Tag Archive for '1920s'

Safety Last!

Safety Last! (2/14/14) TCM (1923 **1/2) Directed by Fred C. Newmeyer and Sam Taylor, starring Harold Lloyd, Mildred Davis and Bill Strother. A department store clerk goes to great lengths (and heights) to impress his girl. One of the most famous cinematic images in all of film history is Harold Lloyd hanging from the hands of a clock, and Safety Last! is the silent movie featuring that indelible scene. I’ve been aware of this classic film for a long time and finally got around to watching it, albeit in piecemeal fashion over the course of several viewings. I was more than a little disappointed that the 70 minute film took so long to build to the film’s most memorable sequence, which occupies the last quarter or so of the running time. Unfortunately, the remaining 75% didn’t have much to keep my interest, which may be why I only watched a little bit at a time.
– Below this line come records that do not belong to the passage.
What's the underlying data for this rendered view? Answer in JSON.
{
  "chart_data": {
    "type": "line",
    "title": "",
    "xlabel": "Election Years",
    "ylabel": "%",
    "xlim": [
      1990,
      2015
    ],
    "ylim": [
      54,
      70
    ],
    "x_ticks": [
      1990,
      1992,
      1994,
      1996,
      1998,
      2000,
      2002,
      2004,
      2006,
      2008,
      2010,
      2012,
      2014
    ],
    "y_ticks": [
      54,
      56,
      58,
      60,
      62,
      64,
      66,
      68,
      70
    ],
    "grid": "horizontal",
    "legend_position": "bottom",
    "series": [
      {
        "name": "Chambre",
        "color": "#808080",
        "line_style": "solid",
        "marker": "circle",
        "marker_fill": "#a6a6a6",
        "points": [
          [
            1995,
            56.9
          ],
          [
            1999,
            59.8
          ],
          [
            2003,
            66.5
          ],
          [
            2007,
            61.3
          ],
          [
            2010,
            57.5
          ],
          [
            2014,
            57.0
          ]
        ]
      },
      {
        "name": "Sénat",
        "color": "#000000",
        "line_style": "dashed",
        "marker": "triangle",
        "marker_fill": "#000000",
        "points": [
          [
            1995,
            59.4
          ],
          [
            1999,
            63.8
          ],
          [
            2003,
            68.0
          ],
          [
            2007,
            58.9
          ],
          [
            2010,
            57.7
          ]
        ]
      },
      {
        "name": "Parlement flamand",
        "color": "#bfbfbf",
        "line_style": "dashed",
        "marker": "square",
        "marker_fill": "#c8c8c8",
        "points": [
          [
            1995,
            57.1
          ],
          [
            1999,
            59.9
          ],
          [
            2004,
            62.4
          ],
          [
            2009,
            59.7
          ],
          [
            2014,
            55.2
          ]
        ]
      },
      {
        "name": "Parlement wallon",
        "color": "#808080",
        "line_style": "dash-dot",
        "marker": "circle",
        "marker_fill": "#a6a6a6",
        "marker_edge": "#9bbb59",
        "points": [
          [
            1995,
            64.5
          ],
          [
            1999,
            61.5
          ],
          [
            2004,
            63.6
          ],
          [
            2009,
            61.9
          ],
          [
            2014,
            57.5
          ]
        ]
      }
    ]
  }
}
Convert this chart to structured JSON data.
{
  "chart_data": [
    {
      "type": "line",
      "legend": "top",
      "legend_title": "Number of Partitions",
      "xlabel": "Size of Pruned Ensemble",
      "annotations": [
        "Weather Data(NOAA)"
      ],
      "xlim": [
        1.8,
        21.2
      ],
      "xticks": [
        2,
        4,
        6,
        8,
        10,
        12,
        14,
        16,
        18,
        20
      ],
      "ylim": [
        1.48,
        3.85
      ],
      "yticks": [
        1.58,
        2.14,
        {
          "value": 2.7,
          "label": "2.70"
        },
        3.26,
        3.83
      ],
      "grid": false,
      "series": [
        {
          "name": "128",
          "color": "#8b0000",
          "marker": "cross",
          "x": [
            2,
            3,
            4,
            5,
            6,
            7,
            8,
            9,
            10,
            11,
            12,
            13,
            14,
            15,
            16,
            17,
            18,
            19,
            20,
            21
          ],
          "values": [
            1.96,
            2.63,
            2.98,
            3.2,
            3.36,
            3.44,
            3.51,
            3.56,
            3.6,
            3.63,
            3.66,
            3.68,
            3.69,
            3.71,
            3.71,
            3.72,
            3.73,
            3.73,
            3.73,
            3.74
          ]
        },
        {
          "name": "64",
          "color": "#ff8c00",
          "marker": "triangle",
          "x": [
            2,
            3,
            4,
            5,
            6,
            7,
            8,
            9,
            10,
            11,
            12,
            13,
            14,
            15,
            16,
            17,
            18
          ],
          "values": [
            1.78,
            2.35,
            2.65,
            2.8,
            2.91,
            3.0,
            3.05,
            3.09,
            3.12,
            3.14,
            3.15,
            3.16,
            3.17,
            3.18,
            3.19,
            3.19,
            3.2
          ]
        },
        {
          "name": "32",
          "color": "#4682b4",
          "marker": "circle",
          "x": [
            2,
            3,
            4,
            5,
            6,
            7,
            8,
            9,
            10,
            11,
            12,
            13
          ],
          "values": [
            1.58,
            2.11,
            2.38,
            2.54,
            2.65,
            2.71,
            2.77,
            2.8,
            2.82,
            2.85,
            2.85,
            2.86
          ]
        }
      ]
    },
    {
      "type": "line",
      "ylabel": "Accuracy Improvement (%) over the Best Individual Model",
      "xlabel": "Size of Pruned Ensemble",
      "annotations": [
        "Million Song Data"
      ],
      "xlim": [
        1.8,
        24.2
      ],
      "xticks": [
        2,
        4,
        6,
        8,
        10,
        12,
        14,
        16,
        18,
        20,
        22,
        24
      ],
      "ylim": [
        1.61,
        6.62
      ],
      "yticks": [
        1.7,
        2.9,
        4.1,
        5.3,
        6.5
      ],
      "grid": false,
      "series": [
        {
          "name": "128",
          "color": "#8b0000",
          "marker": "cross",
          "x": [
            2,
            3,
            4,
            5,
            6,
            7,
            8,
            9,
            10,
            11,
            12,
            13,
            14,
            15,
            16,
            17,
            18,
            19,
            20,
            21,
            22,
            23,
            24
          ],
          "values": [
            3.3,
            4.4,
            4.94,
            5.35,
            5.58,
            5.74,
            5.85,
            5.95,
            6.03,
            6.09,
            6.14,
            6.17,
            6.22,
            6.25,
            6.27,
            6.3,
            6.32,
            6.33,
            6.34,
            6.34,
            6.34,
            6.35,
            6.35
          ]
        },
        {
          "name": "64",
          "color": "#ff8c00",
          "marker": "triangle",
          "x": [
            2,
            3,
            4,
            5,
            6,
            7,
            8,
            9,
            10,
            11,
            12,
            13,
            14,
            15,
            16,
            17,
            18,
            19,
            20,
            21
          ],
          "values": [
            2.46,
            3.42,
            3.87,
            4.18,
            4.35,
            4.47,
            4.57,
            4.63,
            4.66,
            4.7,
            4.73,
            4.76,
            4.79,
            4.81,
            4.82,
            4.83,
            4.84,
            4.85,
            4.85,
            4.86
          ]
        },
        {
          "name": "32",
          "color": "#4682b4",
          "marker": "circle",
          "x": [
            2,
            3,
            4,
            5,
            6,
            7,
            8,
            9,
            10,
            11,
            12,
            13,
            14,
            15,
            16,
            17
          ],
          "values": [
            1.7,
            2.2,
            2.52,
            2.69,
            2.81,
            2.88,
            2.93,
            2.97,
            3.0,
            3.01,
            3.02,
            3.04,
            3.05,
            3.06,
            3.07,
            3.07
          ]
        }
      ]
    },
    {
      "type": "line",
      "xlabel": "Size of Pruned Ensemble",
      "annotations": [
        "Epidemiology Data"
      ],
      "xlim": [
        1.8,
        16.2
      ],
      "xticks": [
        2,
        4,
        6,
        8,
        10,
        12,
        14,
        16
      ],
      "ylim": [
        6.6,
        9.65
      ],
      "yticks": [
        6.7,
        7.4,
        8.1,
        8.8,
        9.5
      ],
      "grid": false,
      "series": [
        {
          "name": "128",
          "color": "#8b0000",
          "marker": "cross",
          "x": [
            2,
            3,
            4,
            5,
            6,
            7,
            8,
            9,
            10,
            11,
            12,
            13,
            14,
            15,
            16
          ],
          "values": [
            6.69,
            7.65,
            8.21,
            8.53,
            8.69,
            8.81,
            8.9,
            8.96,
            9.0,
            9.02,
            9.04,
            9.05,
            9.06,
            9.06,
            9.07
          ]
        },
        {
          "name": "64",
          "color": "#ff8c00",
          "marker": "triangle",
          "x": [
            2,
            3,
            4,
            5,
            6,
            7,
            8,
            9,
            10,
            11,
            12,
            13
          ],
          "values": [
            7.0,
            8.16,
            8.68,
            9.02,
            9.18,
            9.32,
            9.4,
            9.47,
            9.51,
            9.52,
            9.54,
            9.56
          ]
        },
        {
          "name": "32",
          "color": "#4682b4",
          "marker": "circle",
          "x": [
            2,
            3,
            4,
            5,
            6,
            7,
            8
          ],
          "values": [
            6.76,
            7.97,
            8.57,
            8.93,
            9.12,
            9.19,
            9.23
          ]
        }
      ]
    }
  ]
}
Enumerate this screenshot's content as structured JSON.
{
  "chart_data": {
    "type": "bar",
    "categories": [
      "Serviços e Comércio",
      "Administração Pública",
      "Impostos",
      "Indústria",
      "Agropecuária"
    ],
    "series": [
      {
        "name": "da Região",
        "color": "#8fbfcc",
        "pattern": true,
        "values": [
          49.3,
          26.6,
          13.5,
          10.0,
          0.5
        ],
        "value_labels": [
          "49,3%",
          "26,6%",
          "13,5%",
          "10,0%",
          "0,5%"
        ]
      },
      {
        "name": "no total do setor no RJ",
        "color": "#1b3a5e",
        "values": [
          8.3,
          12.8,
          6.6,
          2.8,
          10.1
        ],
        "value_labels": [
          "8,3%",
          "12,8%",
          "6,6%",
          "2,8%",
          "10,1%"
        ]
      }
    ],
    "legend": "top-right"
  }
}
Consequently, I think I can only really recommend this film to purists or film students.

Wings

Wings (3/7/13) TCM (1927 ***1/4) Directed by William A. Wellman, starring Clara Bow, Charles “Buddy” Rogers, Richard Arlen and Jobyna Ralston, with Gary Cooper. Jack and David are two WWI flyboys in love with the same girl back home. This silent film’s claim to fame is that it won the very first Best Picture Oscar, and after all these years, it’s still surprisingly entertaining. In my experience, most of the feature-length silent films I’ve seen (and granted, there haven’t been that many) suffered from pacing problems when viewed by twenty-first centrury eyes. However, Wings seemed to have been shot and edited for a much more modern sensibility. On the trivia front, in addition to its first Oscar status, Wings also included an brief appearance by a young Gary Cooper as the painfully obviously doomed Cadet White.

The General

The General (11/4/10) TV-TCM (1926 ***) Directed by Clyde Bruckman and Buster Keaton, starring Buster Keaton and Marion Mack. Set during the Civil War, southern railroad engineer Johnnie Gray is torn between his love for a young lady and a steam locomotive named… The General. I’d been meaning to see this historic film for about twenty years and finally got around to it. You know what? It’s not bad, but it wasn’t nearly as engaging as I’d expected, considering all the hype around it. Keaton’s physical feats were awfully impressive, though, considering so many of the gags revolved around multi-ton trains. One small mishap and Keaton never would’ve lived on to an old age so he could make cameos in Sunset Boulevard and Beach Blanket Bingo. On another level entirely, I found the movie’s point of view challenging to accept: In The General, the “good guys” were plucky confederates and the villains were the blue-suited Union Yankees. Though there’s no mention of slavery anywhere in the film, it was still an implicit question. It made me wonder about Keaton’s sympathies as well as the sympathies of the film’s intended 1926 audience.

Wizard of Oz (1925)

Wizard of Oz (12/19/08) TV-TCM (1925 *½) Directed by Larry Semon, starring Semon as the Toymaker / farmhand / Scarecrow (kind of), Dorothy Dwan as Dorothy and Oliver N. Hardy as the farmhand / Tin Man (sort of). This silent movie represented an era in film history I don’t often visit. I can’t really recommend it, though it was mildly engaging intellectually. For one, it was interesting seeing Oliver Hardy in an early role, prior to his pairing with Stan Laurel. The story was very different from the 1939 Judy Garland Oz to which we’ve become accustomed. Most of the screen time was taken up by long gag sequences, the kind of gags that are now clichés of the silent movie era. Unfortunately, those sequences did nothing to advance the story, what little story there was.